Nadie sabe de gatos persas no es simplemente una película cuyo propósito es denunciar la opresión de los latidos que padece Irán, país que conserva todavía un copioso legado cultural, todavía vivo a día de hoy. No, también es una metapelícula cuyo formato y narración se funde con el género del documental y las partituras de la música.
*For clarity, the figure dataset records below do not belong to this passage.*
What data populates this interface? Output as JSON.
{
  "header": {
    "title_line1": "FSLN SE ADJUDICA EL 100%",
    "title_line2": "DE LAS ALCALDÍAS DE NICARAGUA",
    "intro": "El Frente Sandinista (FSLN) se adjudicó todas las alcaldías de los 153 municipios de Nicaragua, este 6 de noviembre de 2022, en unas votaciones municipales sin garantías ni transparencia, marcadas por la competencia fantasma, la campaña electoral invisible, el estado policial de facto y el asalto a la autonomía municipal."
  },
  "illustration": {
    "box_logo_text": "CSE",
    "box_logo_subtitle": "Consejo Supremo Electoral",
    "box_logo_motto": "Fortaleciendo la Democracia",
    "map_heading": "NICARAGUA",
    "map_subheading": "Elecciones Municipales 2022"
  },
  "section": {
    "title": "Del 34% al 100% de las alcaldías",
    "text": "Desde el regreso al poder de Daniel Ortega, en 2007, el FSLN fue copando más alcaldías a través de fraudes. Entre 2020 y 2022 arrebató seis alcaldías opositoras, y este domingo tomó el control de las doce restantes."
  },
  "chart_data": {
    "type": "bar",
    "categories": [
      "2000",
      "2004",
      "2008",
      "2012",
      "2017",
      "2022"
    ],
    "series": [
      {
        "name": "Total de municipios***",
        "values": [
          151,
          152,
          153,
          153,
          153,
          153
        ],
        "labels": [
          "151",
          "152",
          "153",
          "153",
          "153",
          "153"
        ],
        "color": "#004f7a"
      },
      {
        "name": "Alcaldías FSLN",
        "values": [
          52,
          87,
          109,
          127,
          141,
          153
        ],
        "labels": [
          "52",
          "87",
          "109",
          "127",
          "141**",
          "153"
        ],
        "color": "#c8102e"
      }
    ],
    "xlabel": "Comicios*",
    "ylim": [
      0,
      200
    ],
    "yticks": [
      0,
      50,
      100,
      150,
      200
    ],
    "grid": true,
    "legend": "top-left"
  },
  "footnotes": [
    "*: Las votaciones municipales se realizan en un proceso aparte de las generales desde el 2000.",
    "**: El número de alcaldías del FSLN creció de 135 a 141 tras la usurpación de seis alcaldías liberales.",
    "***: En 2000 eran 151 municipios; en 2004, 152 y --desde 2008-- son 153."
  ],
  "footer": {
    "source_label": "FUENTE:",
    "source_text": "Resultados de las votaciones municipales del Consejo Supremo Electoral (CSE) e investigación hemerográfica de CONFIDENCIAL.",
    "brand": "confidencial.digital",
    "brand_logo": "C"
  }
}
En ella, además, avistamos junto con la denuncia social ya conocida por otros autores iraníes como Jafar Panahi -con su célebre obra Offside que trata, mediante el género de la tragicomedia, la condición de la mujer en Irán- también algunos rasgos propios -me atrevería a decir- de maestros iraníes como Abbas Kiarostami (de hecho, Bahman fue actor bajo su dirección en el viento nos llevará) al tratar, de manera muy somera y sin llegar en ningún momento a su altura, la condición humana que se aferra en sueños musicales y se lee con tintes kafkianos. Sueños que, al fin y al cabo, urgen y presagian revoluciones, pentagramas que se sincronizan con las ilusiones capaces de espantar las lágrimas de la desesperación. Ya ven, al menos ya sé algo de los gatos persas.







Título: Nadie sabe de gatos persas
Año: 2009
País: Irán
Dirección: Bahman Ghobani
Guión: Bahman Ghobadi, Hossein Mortezaeiyan, Roxana Saberi
Música: Varios
Fotografía: Turaj Mansuri
Reparto: Negar (Negar Shaghaghi), Ashkan (Ashkan Koshanejad), Nader (Hamed Behdad).